Using phenomic approaches to evaluate productivity in maize systems

Sara Tirado

19 April 2018

Advisors: Nathan Springer & Candice Hirsch

Summary

A goal of precision agriculture has been to develop field management practices that mitigate yield losses while aiding in environmental conservation. However, widespread adoption of precision agriculture practices requires more robust, rapid and less costly methods to evaluate fields than those currently available. Unmanned aerial systems can be an efficient means to do so. This projects aims to develop an automated procedure for utilizing RGB drone imagery to extract phenotypic traits of importance. We will use this pipeline to evaluate variables throughout the growing season that correlate to end season yield in maize. We will also evaluate the utility of incorporating phenotypic traits collected using UAS imagery for developing more informed yield prediction models. Lastly, we aim to discover spectral features that differentiate corn from other plant species using hyperspectral imaging.

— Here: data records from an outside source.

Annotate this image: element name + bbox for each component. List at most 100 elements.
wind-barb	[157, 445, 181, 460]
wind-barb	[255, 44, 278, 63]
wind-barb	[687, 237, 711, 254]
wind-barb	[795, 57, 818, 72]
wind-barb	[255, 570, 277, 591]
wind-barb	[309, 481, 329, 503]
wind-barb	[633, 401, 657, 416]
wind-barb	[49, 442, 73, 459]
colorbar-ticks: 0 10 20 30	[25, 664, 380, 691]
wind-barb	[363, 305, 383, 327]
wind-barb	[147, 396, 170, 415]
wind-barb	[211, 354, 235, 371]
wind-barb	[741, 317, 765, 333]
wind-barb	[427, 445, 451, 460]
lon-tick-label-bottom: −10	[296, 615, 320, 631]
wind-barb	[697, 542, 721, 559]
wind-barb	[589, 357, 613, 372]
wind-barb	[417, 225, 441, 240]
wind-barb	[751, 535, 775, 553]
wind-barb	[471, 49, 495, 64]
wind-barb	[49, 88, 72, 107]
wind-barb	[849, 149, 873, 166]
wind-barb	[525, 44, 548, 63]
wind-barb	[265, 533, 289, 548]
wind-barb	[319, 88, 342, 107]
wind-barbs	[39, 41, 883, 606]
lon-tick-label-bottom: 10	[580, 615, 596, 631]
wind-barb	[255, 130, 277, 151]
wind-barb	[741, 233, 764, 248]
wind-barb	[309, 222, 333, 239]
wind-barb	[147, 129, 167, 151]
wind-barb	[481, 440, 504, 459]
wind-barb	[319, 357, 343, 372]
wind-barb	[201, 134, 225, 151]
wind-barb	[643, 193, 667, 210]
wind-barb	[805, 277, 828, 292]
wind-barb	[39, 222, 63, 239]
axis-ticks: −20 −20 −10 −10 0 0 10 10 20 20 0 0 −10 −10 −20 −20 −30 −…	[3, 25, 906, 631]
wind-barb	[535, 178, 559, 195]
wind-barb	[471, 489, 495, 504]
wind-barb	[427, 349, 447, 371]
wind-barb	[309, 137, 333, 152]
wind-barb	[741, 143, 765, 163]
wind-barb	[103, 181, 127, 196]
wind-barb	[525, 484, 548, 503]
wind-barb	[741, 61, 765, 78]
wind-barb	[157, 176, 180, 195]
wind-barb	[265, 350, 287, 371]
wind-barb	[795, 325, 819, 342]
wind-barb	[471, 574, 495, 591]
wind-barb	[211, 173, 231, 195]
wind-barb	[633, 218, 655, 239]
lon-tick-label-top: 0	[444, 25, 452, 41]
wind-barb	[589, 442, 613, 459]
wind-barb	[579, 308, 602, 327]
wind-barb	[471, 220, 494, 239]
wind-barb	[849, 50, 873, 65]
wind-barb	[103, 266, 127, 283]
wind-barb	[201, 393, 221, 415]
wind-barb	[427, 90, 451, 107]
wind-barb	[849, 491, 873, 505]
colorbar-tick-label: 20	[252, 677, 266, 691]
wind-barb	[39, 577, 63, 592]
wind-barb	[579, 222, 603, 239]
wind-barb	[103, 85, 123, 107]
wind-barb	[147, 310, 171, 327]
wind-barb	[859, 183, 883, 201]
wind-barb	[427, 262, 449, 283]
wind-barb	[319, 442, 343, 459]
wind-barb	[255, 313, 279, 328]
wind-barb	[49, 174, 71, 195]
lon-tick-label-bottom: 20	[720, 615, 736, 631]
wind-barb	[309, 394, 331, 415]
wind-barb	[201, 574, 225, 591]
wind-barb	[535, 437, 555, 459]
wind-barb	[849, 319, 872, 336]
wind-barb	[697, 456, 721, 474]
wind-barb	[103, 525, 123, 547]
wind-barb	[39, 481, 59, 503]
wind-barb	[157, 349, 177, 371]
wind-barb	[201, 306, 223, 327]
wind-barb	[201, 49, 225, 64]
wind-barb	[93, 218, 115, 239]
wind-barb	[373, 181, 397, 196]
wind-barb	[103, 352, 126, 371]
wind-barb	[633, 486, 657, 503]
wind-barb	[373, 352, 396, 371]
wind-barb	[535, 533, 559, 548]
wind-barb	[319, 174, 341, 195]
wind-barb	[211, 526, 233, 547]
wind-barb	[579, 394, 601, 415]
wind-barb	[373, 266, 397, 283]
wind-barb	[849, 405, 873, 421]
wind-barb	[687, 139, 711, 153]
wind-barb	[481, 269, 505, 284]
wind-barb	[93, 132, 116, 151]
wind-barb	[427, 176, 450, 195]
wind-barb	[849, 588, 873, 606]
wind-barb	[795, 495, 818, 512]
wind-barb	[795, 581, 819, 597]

This will allow for the expansion of UAS systems to monitor crop stands among intercropping systems and assess weed pressure within fields.

Objective 1: Develop technology and analysis procedures for extracting traits of agronomic importance in cropping systems using UAS imagery

A preliminary framework for extracting phenotypic traits of interest was developed following the collection of drone imagery for a diverse maize inbred population in the summer of 2017 (Fig. 1). The approach consists of gathering aerial RGB imagery using the DJI Phantom 4 Advanced drone throughout the growing season for a maize field with installed GCPs. The images are used to generate a field orthomosaic and a 3D point cloud (Fig. 2). Plants are then segmented from the soil and phenotypic traits from individual plots including stand counts, plant height, plant rotation and canopy coverage are extracted using custom algorithms.

Although previous work has been done to extract basic features of maize fields using aerial data, no automated approach is currently available for feature extraction on a per-plot basis, which is crucial for making comparisons among different lines in a breeding and research setting. Plant height is a major indicator of plant growth and development and can be used to predict yield as well as evaluate stress severity among lines. An automated system for extracting plant height can therefore provide a resource for monitoring crop growth and aid farmers with decisions regarding nutrient applications.

Objective 2: Determine early season variables that correlate to total yield by characterizing the response of maize genotypes to different growing conditions

In order to achieve a genotype’s maximum yield potential, it is crucial that field management practices are tailored to specific varieties as well as localized soil and environmental conditions. In order to do this, we must understand how different genotypes interact with the environment they are grown in. This aim will characterize how maize hybrids respond to environmental and management variables and how this response relates to overall plant productivity using the approach optimized in Objective 1.

Objective 3: Identify characteristic wavelengths for different weed and crop species commonly found in intercropping systems using hyperspectral imaging

By identifying specific band combinations that can differentiate between crop species, we can then develop custom multispectral cameras that can be used to segment and evaluate stand productivity within intercropping systems using image analysis approaches such as the one being developed in Objective 1. We can also use this technology to identify weed varieties and evaluate weed pressure throughout the field thus enabling the implementation of site-specific integrated weed management programs.